On Conversations

When individuals come together and circle up, or even just two individuals encounter each other, there is a subtle art that can be used to detect the general direction in which a conversation will go. It mostly hinges on a question that can be posed in two different ways: “do speak to control the conversation and raise your voice above the others?”. Or, “do you speak to draw out the brightest flashes of others and raise all voices present along with you?”. When someone enters a conversation with a confrontational attitude, the shockwave resounds throughout the group-become-audience. One might “call out” the individual whose intent has been made apparent to the rest if they get the opportunity, but this will now require a strategic maneuver by someone who may to feel comfortable in this posture. “Can I effectively challenge this loud voice who clearly is willing to defend and attack – who has demonstrated this much already?” – this imposition becomes a required step to get anything countervailing into the conversation as a whole.

The smooth functioning of a conversation and so the maximization of the absorption of each participant is difficult to maintain. It means checking the power of one or a few while simultaneously drawing the best out of them. Quickly putting down an overbearing voice as a counter-balancing force can too lead to an oppressive atmosphere: now the one checking power imbalances has (wittingly or unwittingly) usurped a position of power.
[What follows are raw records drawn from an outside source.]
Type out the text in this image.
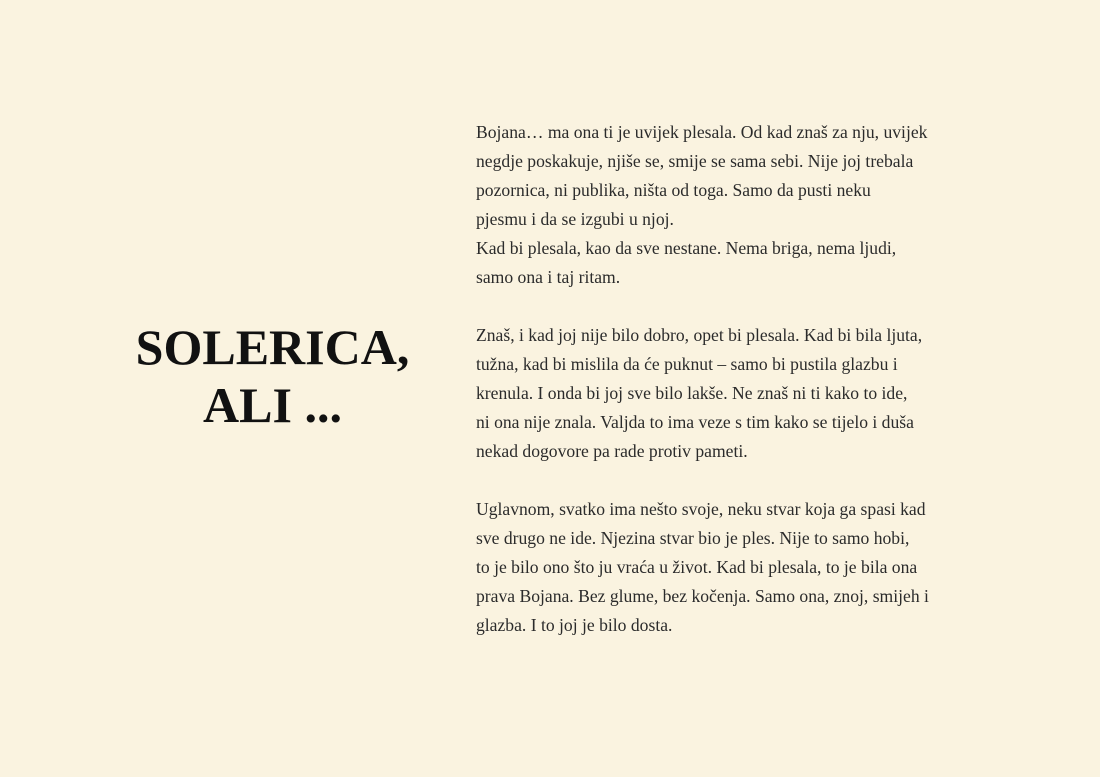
SOLERICA,
ALI ...

Bojana… ma ona ti je uvijek plesala. Od kad znaš za nju, uvijek
negdje poskakuje, njiše se, smije se sama sebi. Nije joj trebala
pozornica, ni publika, ništa od toga. Samo da pusti neku
pjesmu i da se izgubi u njoj.
Kad bi plesala, kao da sve nestane. Nema briga, nema ljudi,
samo ona i taj ritam.

Znaš, i kad joj nije bilo dobro, opet bi plesala. Kad bi bila ljuta,
tužna, kad bi mislila da će puknut – samo bi pustila glazbu i
krenula. I onda bi joj sve bilo lakše. Ne znaš ni ti kako to ide,
ni ona nije znala. Valjda to ima veze s tim kako se tijelo i duša
nekad dogovore pa rade protiv pameti.

Uglavnom, svatko ima nešto svoje, neku stvar koja ga spasi kad
sve drugo ne ide. Njezina stvar bio je ples. Nije to samo hobi,
to je bilo ono što ju vraća u život. Kad bi plesala, to je bila ona
prava Bojana. Bez glume, bez kočenja. Samo ona, znoj, smijeh i
glazba. I to joj je bilo dosta.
The most crucial point I can make here, which is also an argument to persuade a bully, is that each individuals power for acting is further increased by listening and learning to all parties considered. The ability to handle and understand differing perspectives and expressions only will increase the familiarity and fluency one has with the perspectives and expressions of one’s own. When every person’s ideas are pushed to their limits, so will your’s; as each other is forced into a more rigorous and exacting expression, one us pulled up along with them. The challenging of one’s ideas is only an enhancement until they fall apart – this is how to make them stronger.

Some will simply express themselves as if they were the original source of those ideas and lose the prospect of improvement. Resolve is a fine quality that can easily become oppressive. The question to ask another when power levels rise in immediate social interactions is not just “will you step back?” but “What are you getting out of this?”


Author: billrosethorn

(Geo)Philosopher, Occupier (until there is a better idea).

2 thoughts on “On Conversations”

  1. Wow, so many true and identifiable ideas here. A lot of these thoughts fly in and then out of my head as I engage in different conversational groups. Thanks for putting them all down so I can draw upon this later on and be aware of the various situations I will be in. I think keeping in mind the intention of conversation goes a long way towards having stimulating, memorable, and constructive dialogues.

    1. Thanks Isaac. I fell like there is a sensitivity to power fluctuations we can grasp in considering the conversation as a whole. Rather than just flat-out rejecting those imbalances and stoping imposing figures, I think we ought to cultivate them further by including everyone else in the conversation. So far in my experience, this means taking turns, circle go-arounds, and outspoken attention to the more silent people.

      This can be tedious, but is always memorable.